D2 D3 D4 XXXXXX D7 D8 CS S D1 D2 D3 D4 D5 D6

We reorder this as

D1 D2 D3 D4 D5 D6 D7 D8 CS

We communicate a minimum of a start frame plus $n$ data frames. We assume that the frame appearing before the start frame S contains the m parity bits. If we use 4 parity bits and we are using 32 data bit short codes then we could use $n=8$ data frames, 1 parity frame, and 1 start frame. This would take 10 frames to communicate a 32-bit short code. We sum lengths of D1 through D8 modulo by 16 and see if it equals the. checksum. If it doesn't then we could continue receiving side channel frames using a consensus mechanism. Let i denote the data frame in the short code. If the same length for Di appears we assume that it is the correct value. If there is disagreement for Di then we try each presented value to see which matches the checksum. We keep receiving datagrams until we find a combination that matches the checksum.

Start frame plus CRC-8

We use CRC-8, an 8 bit Cyclic Redundancy Check. To communicate 32-bits with 4 bits per frame, we would thus need to communicate a minimum of 10 packets.

D2 D3 D4 XXXXXX D7 D8 C1 C2 S D1 D2 D3 D4 D5 D6

C1 and C2 each communicate 4 bits of the 8 bit CRC-8.

Start frame plus CRC-16

Same as "Start frame plus CRC-8" but we use a 16-bit CRC. This should dramatically reduce the probability of an erroneous short code being communicated.

Other hybrids

If packets are frequently reordered then packet pairs allows us to more reliably recover packet order. We could combine using packet pairs with checksums or CRC. If there is still too much noise to achieve 10^-6 or 10^-7 error rates then we could investigate using Reed Solomon Coding.

Burst errors are likely to be handled by simply repeating the short code a number of times. However, if the algorithm begins incurring too much overhead, we could try pausing a short but random amount of time after communicating the short code before sending it again.

I doubt that packets are frequently reordered or that noise is so high that we need Reed-Solomon coding. My intuition tells me that a start frame plus CRC-8 or CRC-16 will provide the shortest average listening time within the constraint of an error rate of 10^-6 or 10^-7.

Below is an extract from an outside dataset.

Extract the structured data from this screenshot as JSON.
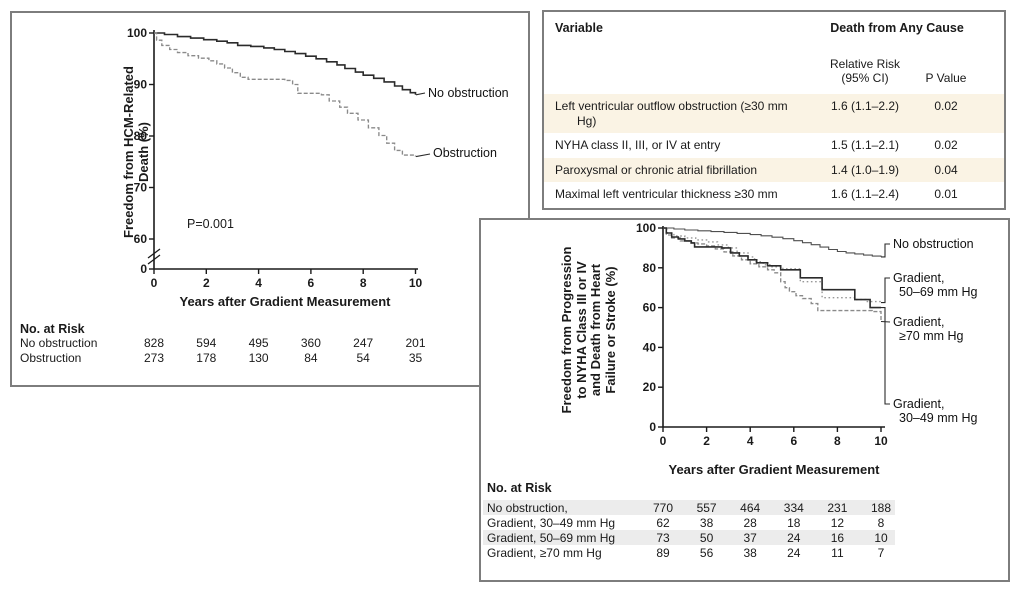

dosirrah commented 1 week ago

See https://github.com/mlsquared/fling/blob/main/analysis/frame_length_mod.ipynb However, check it out to your local system and run jupyter notebooks. GitHub doesn't display all of the embedded images.

With packet length encoding, longer packets are more expensive. We achieve optimal bandwidth in bits per second with packets varying between M and M + 256 where M in the upper-edge of the distribution mode for short packets > 116 bytes. Given that WiFi pads frames up to a multiple of 16 bytes, we can only use packet lengths at a granularity of 16 or greater bytes. If 116 bytes means 0, 116 + 16 = 1, 116 + 32 = 2, and so on.

According to the analysis in frame_length_mod.ipynb:

Number of different lengths at maximum efficiency: 10 Max efficiency in side channel bits / bits transmitted is 0.002208728786494257 Most efficient maximum frame length is 260.0 bytes Most efficient average frame length is 188.0 bytes Bits communicated in a single frame at most efficient length is 3.321928094887362 If we use 10 levels then the maximum length is 116 + 10*16 =276 bytes.

Using 10 levels each packet does not communicate an integral number of bits. However, it does communicate one decimal number per packet if we have no additional encoding overhead.